EL MUNDO › OPINION
› Por Alejandro W. Slokar *
Cuando en la tristeza y desazón del exilio hondureño llovieron peces vivos en la cabeza de nuestro querido Juan Bustos Ramírez, Eduardo Galeano buscó encontrar en su asombro una misteriosa señal que le indicaba el destino. Ocurrió ello cuando no había podido con él aquel Estado terrorista que para practicar cautiverios, torturas y desapariciones había usurpado La Moneda y extendido su plan genocida en todo el Cono Sur. Entonces, gracias al oportuno auxilio de sus colegas de generación en nuestro país, la burocracia no tuvo más remedio que despacharlo sin rumbo, para que prodigara lo que su temprana formación de Bonn le facilitó divulgar sin deformación: los límites a la arbitrariedad pública derivados del finalismo penal.

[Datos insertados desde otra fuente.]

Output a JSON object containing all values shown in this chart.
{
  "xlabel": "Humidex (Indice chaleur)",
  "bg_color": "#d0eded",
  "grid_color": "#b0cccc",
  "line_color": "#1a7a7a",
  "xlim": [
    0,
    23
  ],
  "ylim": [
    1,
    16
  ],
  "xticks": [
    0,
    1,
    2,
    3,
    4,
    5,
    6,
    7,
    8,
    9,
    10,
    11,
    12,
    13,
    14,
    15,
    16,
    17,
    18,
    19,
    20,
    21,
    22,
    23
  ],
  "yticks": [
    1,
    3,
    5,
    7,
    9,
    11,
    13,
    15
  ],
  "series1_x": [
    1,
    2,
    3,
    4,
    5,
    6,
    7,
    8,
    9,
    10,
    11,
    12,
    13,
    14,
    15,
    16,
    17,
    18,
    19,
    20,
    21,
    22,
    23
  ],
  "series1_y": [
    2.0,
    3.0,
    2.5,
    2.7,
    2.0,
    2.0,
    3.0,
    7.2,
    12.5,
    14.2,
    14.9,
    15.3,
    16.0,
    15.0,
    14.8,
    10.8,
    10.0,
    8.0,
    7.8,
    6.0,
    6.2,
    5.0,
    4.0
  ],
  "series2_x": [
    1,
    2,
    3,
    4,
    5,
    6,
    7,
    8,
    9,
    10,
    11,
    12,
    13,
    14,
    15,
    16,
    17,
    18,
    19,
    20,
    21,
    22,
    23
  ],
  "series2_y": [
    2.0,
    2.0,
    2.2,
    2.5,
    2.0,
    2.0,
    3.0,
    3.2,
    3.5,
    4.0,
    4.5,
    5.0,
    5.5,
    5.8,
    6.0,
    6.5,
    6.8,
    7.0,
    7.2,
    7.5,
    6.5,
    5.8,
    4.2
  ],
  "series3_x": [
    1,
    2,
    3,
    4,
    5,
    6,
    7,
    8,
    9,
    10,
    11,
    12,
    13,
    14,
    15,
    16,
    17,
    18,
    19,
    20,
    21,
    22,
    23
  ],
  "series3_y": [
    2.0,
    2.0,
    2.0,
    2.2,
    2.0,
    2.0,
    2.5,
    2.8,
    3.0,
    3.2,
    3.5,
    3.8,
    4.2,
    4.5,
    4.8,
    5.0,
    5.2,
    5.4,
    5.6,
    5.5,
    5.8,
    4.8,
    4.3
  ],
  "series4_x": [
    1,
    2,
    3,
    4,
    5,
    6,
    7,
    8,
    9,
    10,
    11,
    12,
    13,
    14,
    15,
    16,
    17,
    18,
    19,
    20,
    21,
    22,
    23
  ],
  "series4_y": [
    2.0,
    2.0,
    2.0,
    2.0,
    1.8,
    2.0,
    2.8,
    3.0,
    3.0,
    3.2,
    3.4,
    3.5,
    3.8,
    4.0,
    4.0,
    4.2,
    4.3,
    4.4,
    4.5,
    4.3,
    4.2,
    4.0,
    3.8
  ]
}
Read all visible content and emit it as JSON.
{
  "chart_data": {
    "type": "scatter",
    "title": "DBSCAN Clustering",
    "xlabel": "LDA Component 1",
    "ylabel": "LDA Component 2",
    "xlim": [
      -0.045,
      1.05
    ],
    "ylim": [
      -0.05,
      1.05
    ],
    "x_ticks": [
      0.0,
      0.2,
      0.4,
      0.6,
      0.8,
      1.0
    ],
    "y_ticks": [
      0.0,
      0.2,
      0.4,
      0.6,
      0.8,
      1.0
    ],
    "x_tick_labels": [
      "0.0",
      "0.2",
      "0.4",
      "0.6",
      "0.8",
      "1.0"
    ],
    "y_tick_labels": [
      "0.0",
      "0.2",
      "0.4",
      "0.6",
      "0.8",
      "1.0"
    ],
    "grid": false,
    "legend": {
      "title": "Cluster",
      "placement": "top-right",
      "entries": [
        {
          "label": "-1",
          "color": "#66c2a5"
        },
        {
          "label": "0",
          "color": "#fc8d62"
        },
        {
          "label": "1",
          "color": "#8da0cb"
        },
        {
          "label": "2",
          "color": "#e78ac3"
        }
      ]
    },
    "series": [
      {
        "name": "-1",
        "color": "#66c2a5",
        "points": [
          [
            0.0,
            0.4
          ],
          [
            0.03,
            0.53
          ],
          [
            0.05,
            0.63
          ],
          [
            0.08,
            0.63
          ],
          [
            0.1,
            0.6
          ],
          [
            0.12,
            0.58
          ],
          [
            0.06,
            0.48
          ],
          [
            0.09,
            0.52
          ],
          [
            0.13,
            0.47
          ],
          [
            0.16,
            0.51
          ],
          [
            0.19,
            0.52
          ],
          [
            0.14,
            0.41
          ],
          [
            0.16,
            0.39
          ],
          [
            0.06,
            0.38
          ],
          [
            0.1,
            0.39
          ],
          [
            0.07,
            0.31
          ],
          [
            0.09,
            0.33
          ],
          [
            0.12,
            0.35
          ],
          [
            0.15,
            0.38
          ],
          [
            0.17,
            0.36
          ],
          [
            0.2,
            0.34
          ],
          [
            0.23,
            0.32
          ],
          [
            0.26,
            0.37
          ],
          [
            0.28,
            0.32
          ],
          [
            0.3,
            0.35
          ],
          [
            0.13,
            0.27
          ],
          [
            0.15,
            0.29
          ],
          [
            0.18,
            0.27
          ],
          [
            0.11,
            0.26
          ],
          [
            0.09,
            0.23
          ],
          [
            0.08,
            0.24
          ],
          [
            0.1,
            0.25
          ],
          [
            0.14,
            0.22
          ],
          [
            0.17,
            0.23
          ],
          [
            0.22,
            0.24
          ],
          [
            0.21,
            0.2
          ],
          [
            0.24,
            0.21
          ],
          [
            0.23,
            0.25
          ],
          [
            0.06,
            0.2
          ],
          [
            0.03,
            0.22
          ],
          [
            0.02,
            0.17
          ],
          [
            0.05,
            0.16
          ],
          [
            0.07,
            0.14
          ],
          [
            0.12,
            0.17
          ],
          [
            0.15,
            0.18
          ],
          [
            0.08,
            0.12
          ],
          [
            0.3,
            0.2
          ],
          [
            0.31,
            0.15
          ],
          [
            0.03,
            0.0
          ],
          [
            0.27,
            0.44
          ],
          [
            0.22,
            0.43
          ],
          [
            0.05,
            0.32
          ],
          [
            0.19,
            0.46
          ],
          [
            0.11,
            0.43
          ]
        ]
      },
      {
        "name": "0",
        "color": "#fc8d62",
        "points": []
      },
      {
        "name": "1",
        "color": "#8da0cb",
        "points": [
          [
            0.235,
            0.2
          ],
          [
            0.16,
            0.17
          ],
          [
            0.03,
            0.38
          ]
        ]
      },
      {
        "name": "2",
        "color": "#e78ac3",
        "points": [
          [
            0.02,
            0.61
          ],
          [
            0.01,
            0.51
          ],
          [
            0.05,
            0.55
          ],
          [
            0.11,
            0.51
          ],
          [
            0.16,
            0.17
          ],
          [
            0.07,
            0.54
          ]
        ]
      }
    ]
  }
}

Los años de su forzado reingreso europeo proyectan una década más tarde el desarrollo de su singular modelo teórico integrado, en donde a la rígida estrechez técnico-normativa supo sumar el compromiso de la crítica criminológica. La melancólica evocación de su recuerdo me devuelve a su visita en la primavera democrática de entonces, cuando recién graduados fuimos permeados por sus ideas de progreso del Derecho y de la sociedad a través de sus lecciones y aportes a la más ambiciosa reforma procesal públicamente encarada desde el que fuera Consejo para la Consolidación de la Democracia, tan necesario entonces como quizás en los días que corren.
A partir de ese encuentro, y merced a su inmensa generosidad, tuve el privilegio de recibir sus enseñanzas doctorales durante los imborrables años de Barcelona, en las que el profesor evitaba cualquier grandilocuencia o alarde retórico, y hasta aceptaba humilde y cordialmente algunos desvaríos de becarios sudamericanos, para quienes su presencia –más allá de guía y conducción en el rumbo jurídico– era testimonio de trayectoria y compromiso con los derechos humanos y los valores democráticos.
No fue sino esa responsabilidad la que tras el largo destierro lo devolvió a su país para emprender como abogado del foro el reclamo tenaz de verdad y justicia por las atrocidades de la feroz dictadura pinochetista, y así procurar impedir que la muerte y el atropello nunca más volvieran a su tierra. Aunque, sabedor de que para ello un Estado de derecho necesita del mayor fortalecimiento a través de la gestión militante, como buen tributario de las lecciones de Goethe –para quien “pensar es fácil, actuar es difícil, y actuar siguiendo el pensamiento propio es lo más difícil del mundo”— se comprometió para resultar electo tres veces diputado por el Partido Socialista y distinguido en marzo pasado como presidente de la Cámara de Diputados. Desde allí rechazó el embate de la siempre autista derecha securitaria y se empeñó en estimular toda reforma constitucional de la legislación para recuperar en clave contemporánea los dictados del Código Penal tipo en Latinoamérica.
Desde luego que para quien tanto pensó e hizo pensar y actuó e hizo actuar, sus ideas y obra trascienden los límites de lo que se empeña –fatalmente, sin éxito– en no ser una sentida necrológica. Hace escasas horas Juan falleció en su Santiago de Chile natal, y no exagero si afirmo que todos cuantos lo admiramos, dondequiera que hayamos estado, nos detuvimos a mirar al cielo para ver llover peces y evocar la memoria de su sereno y luminoso progresismo.
* Secretario de Política Criminal del Ministerio de Justicia.